Like, if I expect 99.9% of users to know a parameter MyOptions
at comptime,
I might just simply force the parameter to be comptime:
pub fn myOperation(comptime options: MyOptions, value: anytype) void {
switch (options.mode) {
.MODE_1 => {
// comptime selected algorithm using 'MODE_1',
// this branch should not exist when providing option 'MODE_2'
},
.MODE_2 => {
// comptime selected algorithm using 'MODE_2',
// this branch should not exist when providing option 'MODE_1'
},
}
}
Written like this, depending on what ‘mode’ the user provides as an option,
the compiler would be expected to prune the branches that are never applicable at their call-sites (maybe not in ReleaseSmall, but that’s fine).
But this puts a hard constraint on how an end user can use the code: they MUST know the comptime parameters at compile time, and maybe they wanted to use my library function with runtime MyOptions
The solution as a library developer is to provide a version with runtime-allowed parameters, but providing 2 separate functions that do the same thing with the exception that one takes comptime parameters and one takes runtime parameters seems like a bad/bloated pattern, even if I expect only 0.01% of users to want to use it in this way.
That means the ‘better’ choice seems like it might just be to provide the runtime options version as the ONLY option:
pub fn myOperation(options: MyOptions, value: anytype) void {
switch (options.mode) {
.MODE_1 => {
// probably accessed by a jump table based on the integer value of options.mode
// but *might* be pruned away if options is comptime-known to be 'MODE_2'?
},
.MODE_2 => {
// probably accessed by a jump table based on the integer value of options.mode
// but *might* be pruned away if options is comptime-known to be 'MODE_1'?
},
}
}
It is not obvious in this example, but what if comptime pruning of unused branches is significantly better/faster/smaller than the runtime alternatives, for whatever reason.

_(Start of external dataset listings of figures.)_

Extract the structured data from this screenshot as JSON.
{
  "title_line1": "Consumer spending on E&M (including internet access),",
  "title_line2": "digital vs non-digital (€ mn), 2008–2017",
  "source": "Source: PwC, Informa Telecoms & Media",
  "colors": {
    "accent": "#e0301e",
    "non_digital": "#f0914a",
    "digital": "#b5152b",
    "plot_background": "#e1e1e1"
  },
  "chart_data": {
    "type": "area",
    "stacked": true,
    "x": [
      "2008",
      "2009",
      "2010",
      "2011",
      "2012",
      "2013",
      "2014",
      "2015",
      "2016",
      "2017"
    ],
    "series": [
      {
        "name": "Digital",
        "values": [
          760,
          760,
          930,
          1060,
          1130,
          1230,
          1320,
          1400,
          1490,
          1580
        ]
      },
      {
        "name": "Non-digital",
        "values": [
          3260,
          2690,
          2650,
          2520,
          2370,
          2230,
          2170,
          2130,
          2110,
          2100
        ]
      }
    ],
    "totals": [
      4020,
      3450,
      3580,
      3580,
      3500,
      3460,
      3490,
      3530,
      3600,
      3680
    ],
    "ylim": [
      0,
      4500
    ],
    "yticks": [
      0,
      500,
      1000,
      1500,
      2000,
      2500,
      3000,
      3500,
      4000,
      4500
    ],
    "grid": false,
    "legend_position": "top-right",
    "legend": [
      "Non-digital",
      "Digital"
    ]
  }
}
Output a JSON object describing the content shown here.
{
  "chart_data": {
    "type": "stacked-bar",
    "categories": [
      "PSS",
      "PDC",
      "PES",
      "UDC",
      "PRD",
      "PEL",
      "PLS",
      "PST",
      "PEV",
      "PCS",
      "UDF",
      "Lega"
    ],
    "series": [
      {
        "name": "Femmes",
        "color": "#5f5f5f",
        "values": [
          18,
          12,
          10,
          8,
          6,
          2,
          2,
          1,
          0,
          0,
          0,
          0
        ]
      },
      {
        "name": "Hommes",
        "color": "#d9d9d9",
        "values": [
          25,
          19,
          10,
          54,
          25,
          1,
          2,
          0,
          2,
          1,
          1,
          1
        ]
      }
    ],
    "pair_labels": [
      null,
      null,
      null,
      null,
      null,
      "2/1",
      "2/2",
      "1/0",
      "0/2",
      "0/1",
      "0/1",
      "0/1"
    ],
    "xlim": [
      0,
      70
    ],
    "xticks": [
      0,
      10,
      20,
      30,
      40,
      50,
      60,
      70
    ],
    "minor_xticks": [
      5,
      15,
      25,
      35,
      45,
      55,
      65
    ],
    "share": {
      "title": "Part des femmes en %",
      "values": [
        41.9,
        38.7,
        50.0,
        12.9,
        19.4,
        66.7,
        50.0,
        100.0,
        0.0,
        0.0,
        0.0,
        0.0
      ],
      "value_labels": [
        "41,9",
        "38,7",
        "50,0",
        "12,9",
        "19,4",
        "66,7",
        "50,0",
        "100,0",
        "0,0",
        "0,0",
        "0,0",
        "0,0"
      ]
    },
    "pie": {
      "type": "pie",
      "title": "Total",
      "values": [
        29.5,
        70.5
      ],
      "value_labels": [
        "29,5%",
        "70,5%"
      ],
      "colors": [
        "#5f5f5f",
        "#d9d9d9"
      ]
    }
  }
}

My question then is this: If there is clearly a benefit to the compiler pruning branches based on comptime-known values, but I still want to allow end users to be able to call the same function with runtime values without writing a runtime version with duplicated code, how far should I trust the compiler to be able to determine that comptime-known values passed to runtime function parameters can produce (alternate) optimized function calls that prune out unecessary branches/logic, and should it be considered a better practice to provide library functions that always take runtime parameters and trust the compile to fix it, or force function parameters to be comptime if I always want the comptime optimizations to occur.